Waters Keith, Shutters Shade T
School of Complex Adaptive Systems, Arizona State University, Washington, DC USA.
Schar School of Policy and Government, George Mason University, Arlington, VA USA.
Appl Netw Sci. 2022;7(1):43. doi: 10.1007/s41109-022-00487-7. Epub 2022 Jun 28.

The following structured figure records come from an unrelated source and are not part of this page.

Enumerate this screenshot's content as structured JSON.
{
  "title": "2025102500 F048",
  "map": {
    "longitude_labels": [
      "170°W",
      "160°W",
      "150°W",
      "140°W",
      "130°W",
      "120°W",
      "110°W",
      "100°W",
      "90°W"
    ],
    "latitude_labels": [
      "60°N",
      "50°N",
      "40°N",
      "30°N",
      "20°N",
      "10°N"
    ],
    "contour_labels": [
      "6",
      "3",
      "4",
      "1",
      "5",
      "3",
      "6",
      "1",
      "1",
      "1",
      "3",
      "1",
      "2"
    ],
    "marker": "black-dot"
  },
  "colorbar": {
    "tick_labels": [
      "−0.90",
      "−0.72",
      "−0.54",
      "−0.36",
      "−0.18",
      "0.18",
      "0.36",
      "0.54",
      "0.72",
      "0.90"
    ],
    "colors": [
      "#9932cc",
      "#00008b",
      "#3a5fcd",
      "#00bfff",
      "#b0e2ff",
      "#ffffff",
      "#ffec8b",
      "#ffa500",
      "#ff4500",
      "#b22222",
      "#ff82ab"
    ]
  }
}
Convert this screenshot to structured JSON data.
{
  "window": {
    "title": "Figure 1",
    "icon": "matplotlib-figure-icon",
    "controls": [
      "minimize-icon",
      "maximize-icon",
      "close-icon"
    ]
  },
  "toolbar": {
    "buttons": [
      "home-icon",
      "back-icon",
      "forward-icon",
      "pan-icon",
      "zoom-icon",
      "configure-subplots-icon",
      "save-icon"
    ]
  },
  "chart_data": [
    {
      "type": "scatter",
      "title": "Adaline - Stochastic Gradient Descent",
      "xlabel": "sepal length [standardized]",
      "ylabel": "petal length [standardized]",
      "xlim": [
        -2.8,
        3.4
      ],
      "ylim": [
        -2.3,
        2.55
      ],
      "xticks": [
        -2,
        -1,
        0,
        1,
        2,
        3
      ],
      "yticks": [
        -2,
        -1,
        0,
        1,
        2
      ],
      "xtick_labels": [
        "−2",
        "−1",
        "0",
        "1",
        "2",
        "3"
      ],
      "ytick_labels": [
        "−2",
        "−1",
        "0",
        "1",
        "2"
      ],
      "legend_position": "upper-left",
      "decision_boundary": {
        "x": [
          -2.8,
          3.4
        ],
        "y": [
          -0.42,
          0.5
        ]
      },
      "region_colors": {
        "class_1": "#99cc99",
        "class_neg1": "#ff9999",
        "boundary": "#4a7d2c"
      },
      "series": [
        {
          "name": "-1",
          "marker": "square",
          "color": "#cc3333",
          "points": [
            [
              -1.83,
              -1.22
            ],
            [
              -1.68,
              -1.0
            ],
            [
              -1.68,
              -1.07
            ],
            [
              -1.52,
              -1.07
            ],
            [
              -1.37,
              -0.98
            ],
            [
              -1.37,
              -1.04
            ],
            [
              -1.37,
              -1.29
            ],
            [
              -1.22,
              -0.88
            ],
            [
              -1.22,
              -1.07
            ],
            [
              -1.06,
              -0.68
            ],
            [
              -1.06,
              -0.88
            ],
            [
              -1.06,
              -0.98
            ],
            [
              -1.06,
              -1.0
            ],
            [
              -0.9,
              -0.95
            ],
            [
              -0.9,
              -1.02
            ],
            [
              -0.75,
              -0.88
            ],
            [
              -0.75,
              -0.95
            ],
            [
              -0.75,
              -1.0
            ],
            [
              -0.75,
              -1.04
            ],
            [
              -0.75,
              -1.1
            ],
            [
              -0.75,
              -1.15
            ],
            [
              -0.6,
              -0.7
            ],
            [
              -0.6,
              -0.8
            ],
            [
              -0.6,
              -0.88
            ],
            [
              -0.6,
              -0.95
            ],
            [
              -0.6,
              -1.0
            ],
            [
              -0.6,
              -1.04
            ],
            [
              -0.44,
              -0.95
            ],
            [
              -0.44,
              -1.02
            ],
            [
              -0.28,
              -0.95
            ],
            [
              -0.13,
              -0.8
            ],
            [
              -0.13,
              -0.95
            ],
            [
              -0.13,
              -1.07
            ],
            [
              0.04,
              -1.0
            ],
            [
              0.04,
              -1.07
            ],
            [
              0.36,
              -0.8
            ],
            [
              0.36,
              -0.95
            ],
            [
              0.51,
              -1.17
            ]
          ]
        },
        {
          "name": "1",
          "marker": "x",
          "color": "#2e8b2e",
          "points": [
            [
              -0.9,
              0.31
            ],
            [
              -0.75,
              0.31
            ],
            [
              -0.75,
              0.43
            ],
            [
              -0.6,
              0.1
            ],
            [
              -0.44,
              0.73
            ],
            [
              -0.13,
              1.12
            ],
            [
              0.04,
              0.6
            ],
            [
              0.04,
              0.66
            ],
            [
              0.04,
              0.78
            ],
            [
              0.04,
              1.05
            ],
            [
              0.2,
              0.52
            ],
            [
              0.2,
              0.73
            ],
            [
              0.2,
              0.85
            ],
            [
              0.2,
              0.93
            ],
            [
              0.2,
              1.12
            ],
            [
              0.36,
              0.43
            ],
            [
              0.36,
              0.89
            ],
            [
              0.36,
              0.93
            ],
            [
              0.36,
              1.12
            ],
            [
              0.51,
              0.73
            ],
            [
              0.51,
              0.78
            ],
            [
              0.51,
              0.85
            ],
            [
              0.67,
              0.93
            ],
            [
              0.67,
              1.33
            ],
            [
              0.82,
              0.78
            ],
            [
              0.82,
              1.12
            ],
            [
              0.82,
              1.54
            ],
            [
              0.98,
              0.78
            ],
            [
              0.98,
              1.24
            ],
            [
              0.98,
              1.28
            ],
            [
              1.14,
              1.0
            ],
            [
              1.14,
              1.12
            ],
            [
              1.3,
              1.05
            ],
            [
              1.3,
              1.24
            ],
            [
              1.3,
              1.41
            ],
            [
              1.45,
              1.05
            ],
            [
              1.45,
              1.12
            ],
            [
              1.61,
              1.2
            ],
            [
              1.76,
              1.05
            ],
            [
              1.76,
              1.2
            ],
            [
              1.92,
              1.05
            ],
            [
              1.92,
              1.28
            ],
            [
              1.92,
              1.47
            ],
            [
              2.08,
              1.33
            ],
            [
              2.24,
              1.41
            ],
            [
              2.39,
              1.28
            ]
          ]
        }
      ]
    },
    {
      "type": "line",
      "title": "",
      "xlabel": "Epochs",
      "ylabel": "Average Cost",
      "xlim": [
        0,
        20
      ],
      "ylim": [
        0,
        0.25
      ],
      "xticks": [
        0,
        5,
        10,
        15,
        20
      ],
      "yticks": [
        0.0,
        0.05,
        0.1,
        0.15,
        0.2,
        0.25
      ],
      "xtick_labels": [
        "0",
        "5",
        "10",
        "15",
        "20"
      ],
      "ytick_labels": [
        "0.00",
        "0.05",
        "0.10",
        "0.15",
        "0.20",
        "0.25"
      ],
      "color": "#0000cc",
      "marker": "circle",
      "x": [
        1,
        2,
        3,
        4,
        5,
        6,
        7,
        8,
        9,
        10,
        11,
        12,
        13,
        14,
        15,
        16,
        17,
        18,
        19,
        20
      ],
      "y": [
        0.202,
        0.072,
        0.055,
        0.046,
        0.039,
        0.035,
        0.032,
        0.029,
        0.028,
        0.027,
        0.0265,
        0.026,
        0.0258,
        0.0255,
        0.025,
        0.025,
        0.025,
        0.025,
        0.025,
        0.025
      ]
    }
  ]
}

An issue often confronting economic development agencies is how to minimize unemployment due to disruptions like technological change, trade wars, recessions, or other economic shocks. Decision makers are left to craft policies that can absorb surplus labor with as little pain to workers as possible. The questions they face include how to re-employ displaced workers and how to fill labor shortages. To address such questions, we quantify the proximity of any two occupations based on the skills inherent in each. Taking labor skills as nodes, we model US labor as a weighted network of interdependent skills, deriving link values from geographical patterns of skill co-occurrence. We use this network to locate occupations, measure their proximity to each other, and identify which missing skills may inhibit workers from easily transitioning from one occupation to another. Thus, given that an occupation is a bundle of skills, we use our skills network to help policy makers identify which other occupations are most proximate a worker's current occupation. Finally, we apply our method to assess various worker retraining pathways for metropolitan Washington, DC, USA, whose economy was simultaneously disrupted by both the COVID-19 pandemic and the arrival of a second headquarters for Amazon.
The online version contains supplementary material available at 10.1007/s41109-022-00487-7.
经济发展机构经常面临的一个问题是,如何将因技术变革、贸易战、衰退或其他经济冲击等干扰因素导致的失业降至最低。决策者需要制定政策,尽可能减少对工人造成的痛苦,同时吸纳过剩劳动力。他们面临的问题包括如何重新安置被取代的工人以及如何填补劳动力短缺。为了解决这些问题,我们根据每个职业所固有的技能来量化任意两个职业之间的接近程度。以劳动技能为节点,我们将美国劳动力建模为一个相互依赖技能的加权网络,从技能共现的地理模式中得出链接值。我们利用这个网络来定位职业,衡量它们彼此之间的接近程度,并确定哪些缺失的技能可能会阻碍工人轻松地从一个职业过渡到另一个职业。因此,鉴于一个职业是一组技能,我们利用我们的技能网络来帮助政策制定者确定哪些其他职业与工人目前的职业最接近。最后,我们应用我们的方法来评估美国华盛顿特区大都市地区各种工人再培训途径,该地区的经济同时受到新冠疫情和亚马逊第二总部入驻的干扰。
在线版本包含可在10.1007/s41109-022-00487-7获取的补充材料。